La tragedia è avvenuta nella notte, poco prima delle 2.30, alla periferia di Azzano Decimo
AZZANO DECIMO - C’è un’intera comunità che si stringe attorno a una famiglia colpita da una perdita improvvisa. La notizia si è rapidamente diffusa in città, suscitando dolore e incredulità tra amici, conoscenti e colleghi di lavoro di Stefano Giannachi, 39 anni, molto conosciuto anche per la sua attività professionale alla Sme, il grande magazzino di vendita al dettaglio di Pordenone. Una tragedia che ha lasciato sgomenti quanti lo conoscevano e che, proprio per la sua rilevanza pubblica e per l’impatto sulla comunità, ha segnato la giornata di ieri ad Azzano.

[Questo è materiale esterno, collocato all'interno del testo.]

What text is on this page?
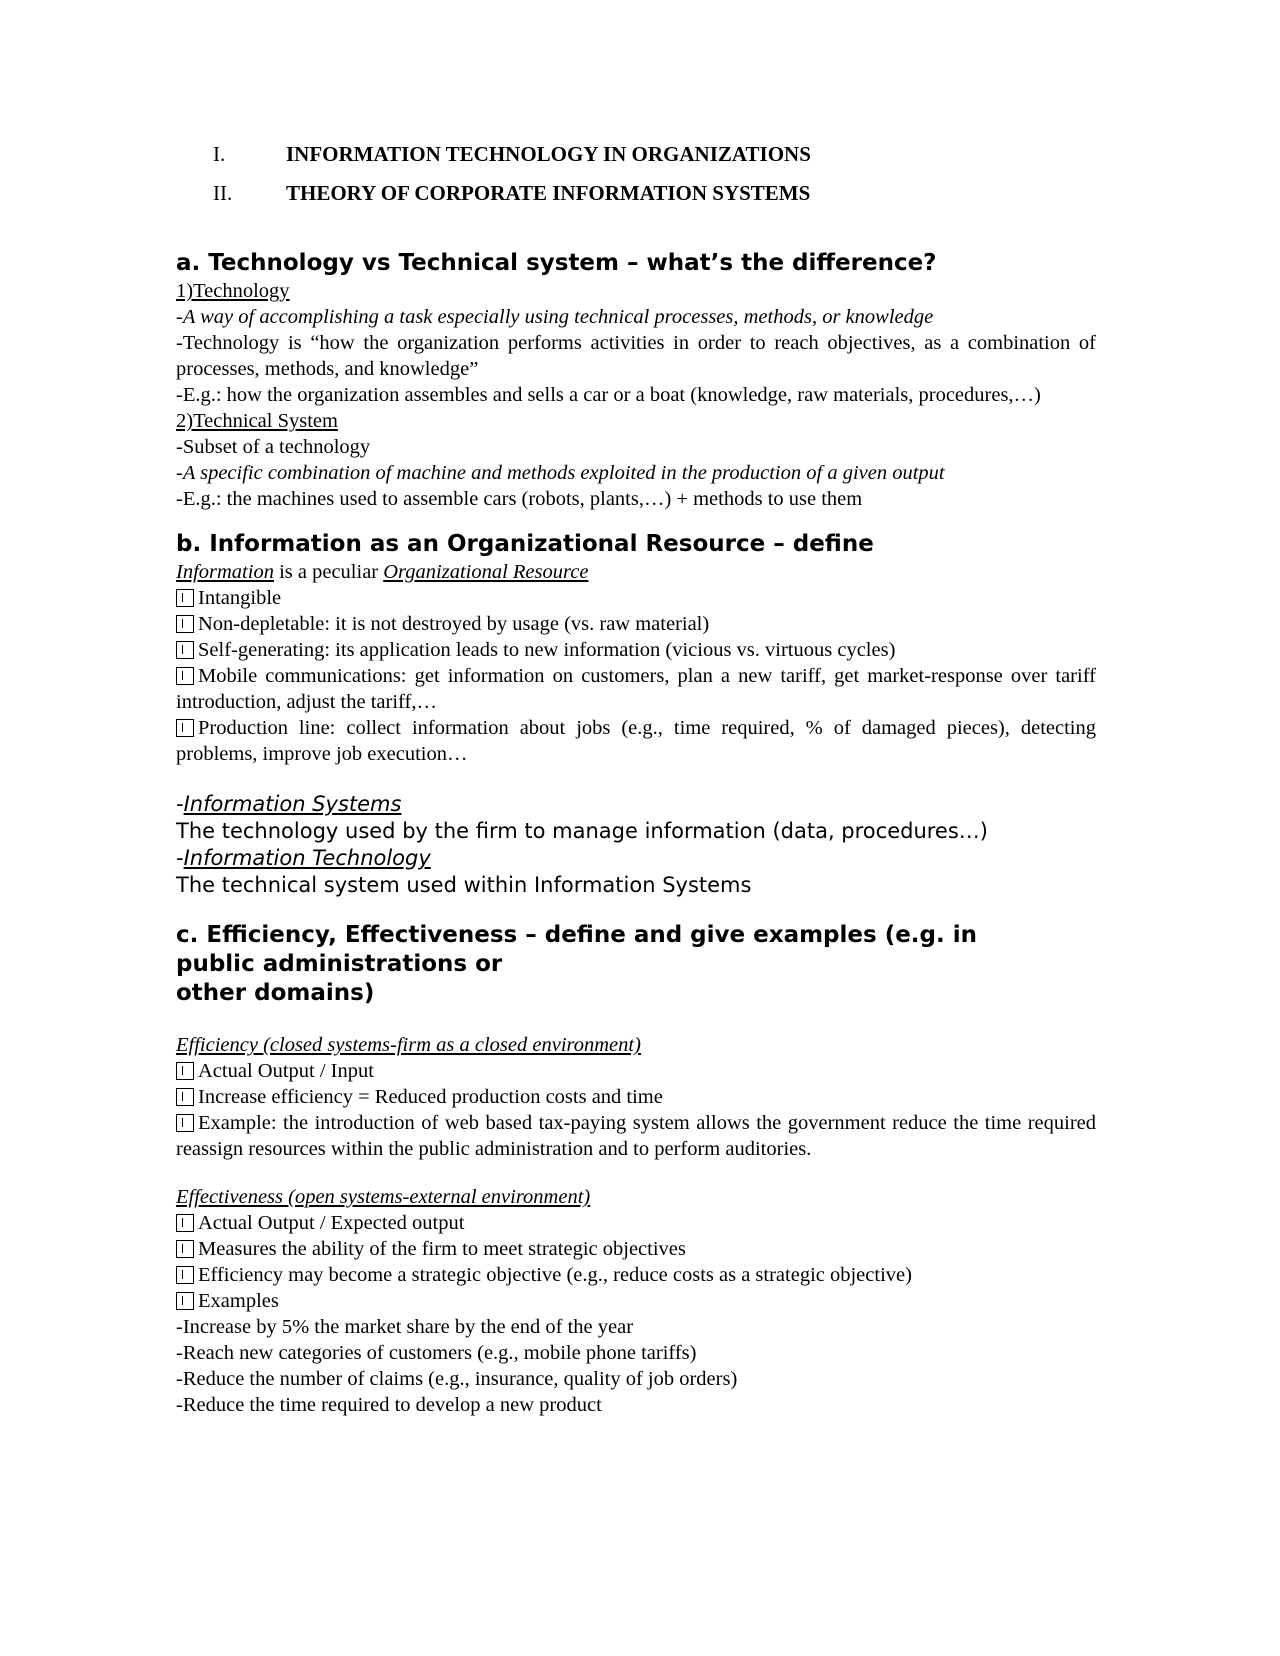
I.	INFORMATION TECHNOLOGY IN ORGANIZATIONS
II.	THEORY OF CORPORATE INFORMATION SYSTEMS
a. Technology vs Technical system – what’s the difference?

1)Technology

-A way of accomplishing a task especially using technical processes, methods, or knowledge

-Technology is “how the organization performs activities in order to reach objectives, as a combination of processes, methods, and knowledge”

-E.g.: how the organization assembles and sells a car or a boat (knowledge, raw materials, procedures,…)

2)Technical System

-Subset of a technology

-A specific combination of machine and methods exploited in the production of a given output

-E.g.: the machines used to assemble cars (robots, plants,…) + methods to use them

b. Information as an Organizational Resource – define

Information is a peculiar Organizational Resource

Intangible

Non-depletable: it is not destroyed by usage (vs. raw material)

Self-generating: its application leads to new information (vicious vs. virtuous cycles)

Mobile communications: get information on customers, plan a new tariff, get market-response over tariff introduction, adjust the tariff,…

Production line: collect information about jobs (e.g., time required, % of damaged pieces), detecting problems, improve job execution…

-Information Systems

The technology used by the firm to manage information (data, procedures…)

-Information Technology

The technical system used within Information Systems

c. Efficiency, Effectiveness – define and give examples (e.g. in
public administrations or
other domains)

Efficiency (closed systems-firm as a closed environment)

Actual Output / Input

Increase efficiency = Reduced production costs and time

Example: the introduction of web based tax-paying system allows the government reduce the time required reassign resources within the public administration and to perform auditories.

Effectiveness (open systems-external environment)

Actual Output / Expected output

Measures the ability of the firm to meet strategic objectives

Efficiency may become a strategic objective (e.g., reduce costs as a strategic objective)

Examples

-Increase by 5% the market share by the end of the year

-Reach new categories of customers (e.g., mobile phone tariffs)

-Reduce the number of claims (e.g., insurance, quality of job orders)

-Reduce the time required to develop a new product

La tragedia è avvenuta nella notte, poco prima delle 2.30, in via Schuman alla periferia di Azzano Decimo: Stefano Giannachi, 39 anni, è stato trovato morto nel giardino di casa. L’uomo da alcuni anni viveva in una bella casetta nel capoluogo azzanese, con la moglie Giulia, parrucchiera, e i tre figli. A scorgere il corpo senza vita, la moglie che svegliandosi in piena notte e non trovando il marito a letto. Ha iniziato a chiamarlo e cercalo per tutta la casa, spostandosi poi all’esterno e al giardino, fino alla tragica scoperta. La donna si è trovata davanti il corpo esanime del marito, disperata ha chiamato i soccorsi che giunti tempestivamente sul posto non hanno potuto fare altro che constatare il decesso dell’uomo. Subito dopo la donna si è sentita male, ed è stata ricoverata all’ospedale Santa Maria degli Angeli di Pordenone.

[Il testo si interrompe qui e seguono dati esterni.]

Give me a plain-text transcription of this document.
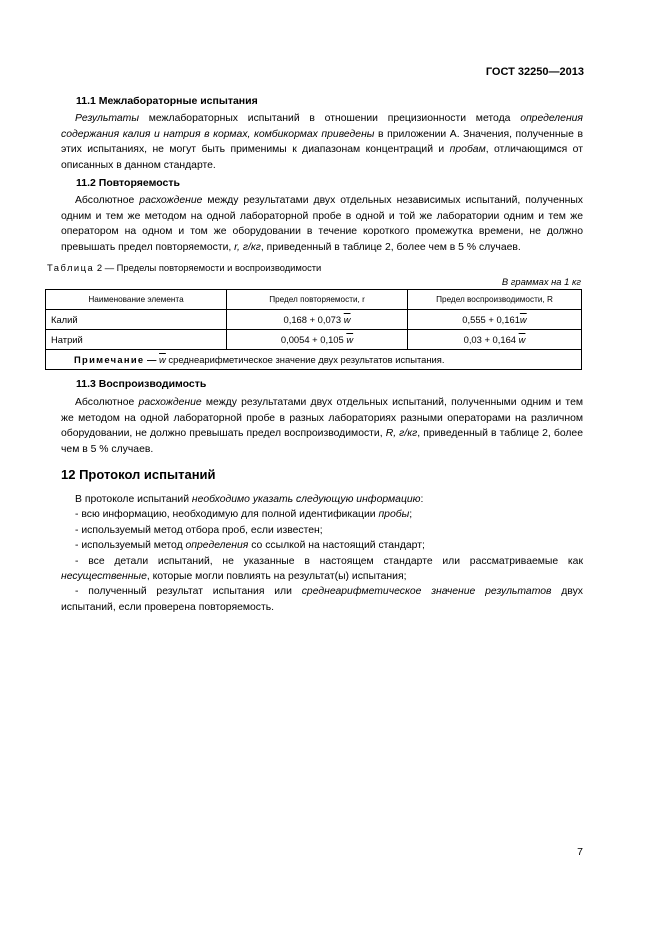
ГОСТ 32250—2013
11.1 Межлабораторные испытания
Результаты межлабораторных испытаний в отношении прецизионности метода определения содержания калия и натрия в кормах, комбикормах приведены в приложении А. Значения, полученные в этих испытаниях, не могут быть применимы к диапазонам концентраций и пробам, отличающимся от описанных в данном стандарте.
11.2 Повторяемость
Абсолютное расхождение между результатами двух отдельных независимых испытаний, полученных одним и тем же методом на одной лабораторной пробе в одной и той же лаборатории одним и тем же оператором на одном и том же оборудовании в течение короткого промежутка времени, не должно превышать предел повторяемости, r, г/кг, приведенный в таблице 2, более чем в 5 % случаев.
Таблица 2 — Пределы повторяемости и воспроизводимости
В граммах на 1 кг
Наименование элемента	Предел повторяемости, r	Предел воспроизводимости, R
Калий	0,168 + 0,073 $\overline{w}$	$0,555 + 0,161\overline{w}$
Натрий	0,0054 + 0,105 $\overline{w}$	0,03 + 0,164 $\overline{w}$
Примечание — $\overline{w}$ среднеарифметическое значение двух результатов испытания.		
11.3 Воспроизводимость
Абсолютное расхождение между результатами двух отдельных испытаний, полученными одним и тем же методом на одной лабораторной пробе в разных лабораториях разными операторами на различном оборудовании, не должно превышать предел воспроизводимости, R, г/кг, приведенный в таблице 2, более чем в 5 % случаев.
12 Протокол испытаний
В протоколе испытаний необходимо указать следующую информацию:
- всю информацию, необходимую для полной идентификации пробы;
- используемый метод отбора проб, если известен;
- используемый метод определения со ссылкой на настоящий стандарт;
- все детали испытаний, не указанные в настоящем стандарте или рассматриваемые как несущественные, которые могли повлиять на результат(ы) испытания;
- полученный результат испытания или среднеарифметическое значение результатов двух испытаний, если проверена повторяемость.
7
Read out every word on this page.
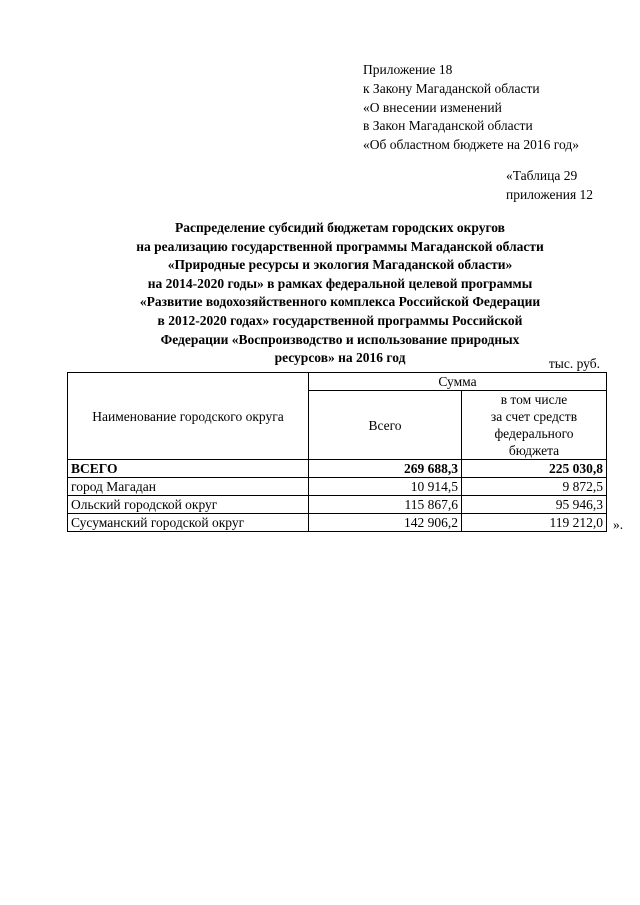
Приложение 18
к Закону Магаданской области
«О внесении изменений
в Закон Магаданской области
«Об областном бюджете на 2016 год»
«Таблица 29
приложения 12
Распределение субсидий бюджетам городских округов
на реализацию государственной программы Магаданской области
«Природные ресурсы и экология Магаданской области»
на 2014-2020 годы» в рамках федеральной целевой программы
«Развитие водохозяйственного комплекса Российской Федерации
в 2012-2020 годах» государственной программы Российской
Федерации «Воспроизводство и использование природных
ресурсов» на 2016 год	тыс. руб.
Наименование городского округа	Сумма	
	Всего	в том числе
за счет средств
федерального
бюджета

ВСЕГО	269 688,3	225 030,8
город Магадан	10 914,5	9 872,5
Ольский городской округ	115 867,6	95 946,3
Сусуманский городской округ	142 906,2	119 212,0 ».
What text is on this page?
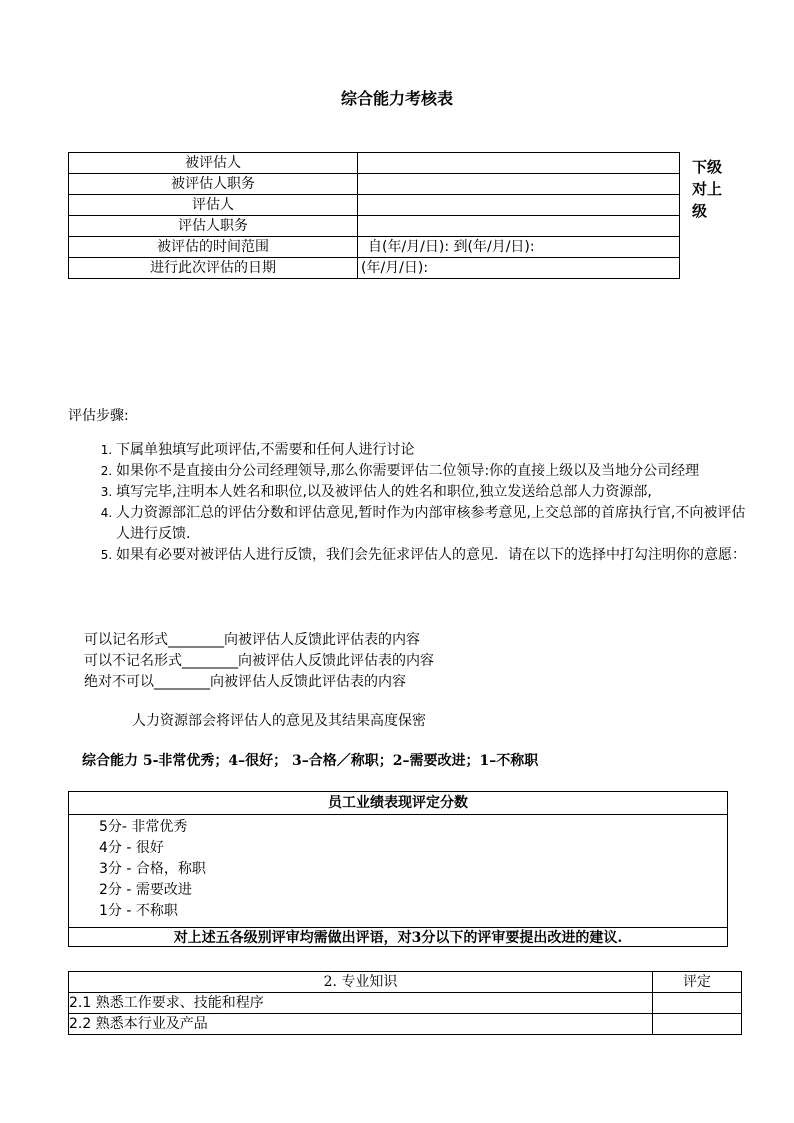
综合能力考核表
被评估人	
被评估人职务	
评估人	
评估人职务	
被评估的时间范围	自(年/月/日): 到(年/月/日):
进行此次评估的日期	(年/月/日):
下级
对上
级
评估步骤:
1. 下属单独填写此项评估,不需要和任何人进行讨论
2. 如果你不是直接由分公司经理领导,那么你需要评估二位领导:你的直接上级以及当地分公司经理
3. 填写完毕,注明本人姓名和职位,以及被评估人的姓名和职位,独立发送给总部人力资源部,
4. 人力资源部汇总的评估分数和评估意见,暂时作为内部审核参考意见,上交总部的首席执行官,不向被评估人进行反馈.
5. 如果有必要对被评估人进行反馈，我们会先征求评估人的意见．请在以下的选择中打勾注明你的意愿：
可以记名形式________向被评估人反馈此评估表的内容
可以不记名形式________向被评估人反馈此评估表的内容
绝对不可以________向被评估人反馈此评估表的内容
人力资源部会将评估人的意见及其结果高度保密
综合能力 5-非常优秀；4–很好； 3–合格／称职；2–需要改进；1–不称职
员工业绩表现评定分数
5分- 非常优秀
4分 - 很好
3分 - 合格，称职
2分 - 需要改进
1分 - 不称职
对上述五各级别评审均需做出评语，对3分以下的评审要提出改进的建议.
2. 专业知识	评定
2.1 熟悉工作要求、技能和程序	
2.2 熟悉本行业及产品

Sul posto oltre all’ambulanza, i carabinieri per condurre i rilievi di legge e i vigili del fuoco. Escluse responsabilità di terzi, tutto porterebbe a un gesto volontario. La salma è stata poi trasferita alla Casa Funeraria San Marco in via Del Riotto a Pordenone, nell’attesa del nullaosta per i funerali, che saranno celebrati all’inizio della prossima settimana.

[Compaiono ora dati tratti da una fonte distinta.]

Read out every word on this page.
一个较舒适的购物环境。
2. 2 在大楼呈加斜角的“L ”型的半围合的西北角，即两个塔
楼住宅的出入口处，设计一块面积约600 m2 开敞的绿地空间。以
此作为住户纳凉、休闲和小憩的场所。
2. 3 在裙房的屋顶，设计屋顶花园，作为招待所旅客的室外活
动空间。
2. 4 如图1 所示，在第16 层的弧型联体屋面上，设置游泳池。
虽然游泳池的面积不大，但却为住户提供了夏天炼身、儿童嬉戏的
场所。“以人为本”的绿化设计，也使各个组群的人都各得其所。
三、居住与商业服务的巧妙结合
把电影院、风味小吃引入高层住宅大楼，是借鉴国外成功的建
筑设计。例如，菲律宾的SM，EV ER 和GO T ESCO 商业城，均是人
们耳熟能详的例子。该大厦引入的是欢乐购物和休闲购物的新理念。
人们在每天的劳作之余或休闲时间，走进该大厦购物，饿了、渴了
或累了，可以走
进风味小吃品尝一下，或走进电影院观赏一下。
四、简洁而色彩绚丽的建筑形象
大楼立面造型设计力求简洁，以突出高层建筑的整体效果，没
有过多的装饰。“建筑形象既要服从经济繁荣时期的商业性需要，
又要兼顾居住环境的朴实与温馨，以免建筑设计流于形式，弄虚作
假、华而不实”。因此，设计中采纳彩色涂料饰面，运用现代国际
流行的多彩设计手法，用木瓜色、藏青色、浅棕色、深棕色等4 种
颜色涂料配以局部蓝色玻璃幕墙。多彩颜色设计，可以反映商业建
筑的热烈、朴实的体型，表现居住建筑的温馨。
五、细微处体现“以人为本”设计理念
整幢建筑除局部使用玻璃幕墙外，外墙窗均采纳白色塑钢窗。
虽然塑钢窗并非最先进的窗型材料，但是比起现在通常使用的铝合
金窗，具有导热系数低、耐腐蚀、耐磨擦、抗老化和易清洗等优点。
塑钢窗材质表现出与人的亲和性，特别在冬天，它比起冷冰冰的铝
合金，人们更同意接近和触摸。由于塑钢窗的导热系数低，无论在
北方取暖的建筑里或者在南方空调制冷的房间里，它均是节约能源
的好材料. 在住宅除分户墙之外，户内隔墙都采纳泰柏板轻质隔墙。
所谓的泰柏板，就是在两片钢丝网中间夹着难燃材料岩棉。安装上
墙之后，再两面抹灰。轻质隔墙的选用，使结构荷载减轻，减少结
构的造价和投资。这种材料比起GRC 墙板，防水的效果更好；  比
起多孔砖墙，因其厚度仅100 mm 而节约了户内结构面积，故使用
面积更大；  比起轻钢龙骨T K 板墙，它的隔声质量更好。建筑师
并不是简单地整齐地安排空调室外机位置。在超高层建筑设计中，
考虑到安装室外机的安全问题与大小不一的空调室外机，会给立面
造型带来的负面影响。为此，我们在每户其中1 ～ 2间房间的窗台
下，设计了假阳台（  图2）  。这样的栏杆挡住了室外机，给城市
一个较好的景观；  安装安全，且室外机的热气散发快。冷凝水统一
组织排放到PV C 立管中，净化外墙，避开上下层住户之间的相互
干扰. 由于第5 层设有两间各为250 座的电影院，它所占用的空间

Una morte improvvisa che ha gettato nello sconforto i suoi cari, oltre la moglie e i figli, i genitori del giovane papà, Luigi e Gabriella, e i conoscenti. Uomo mite, riservato, amava la sua famiglia e adorava i suoi tre figli, con un lavoro stabile alla Sme da diversi anni.
Comunità scossa
La notizia della morte dell’uomo ha scosso la comunità azzanese, e i colleghi e colleghe della Sme di Pordenone, il 39enne era molto conosciuto e tutti quanti lo hanno sempre descritto come un gran lavoratore e attaccato alla famiglia. Si era sposato con la compagna, con cui conviveva da alcuni anni a giugno del 2018. Nel 2023 la moglie scriveva nel suo profilo Facebook “16 anni di noi”. Gli amici più cari e i conoscenti sono sconcertati dalla perdita di Stefano. «Era un ragazzo sensibile e un gran lavoratore, amava la sua famiglia e i suoi figli questo possiamo dire di lui». Anche i colleghi e colleghe di lavoro della Sme riescono a dire solo poche parole: «Siamo profondamente colpiti e addolorati, tutti. Era un lavoratore serio e professionale. Siamo vicini alla famiglia».
Con “Sos Suicidi” chiunque può ricevere supporto e aiuto psicologico per superare momenti difficili. Il numero verde a cui potersi rivolgere: Telefono Amico Italia, tutti i giorni dalle 10 alle 24.00 al numero di telefono 02 2327 2327.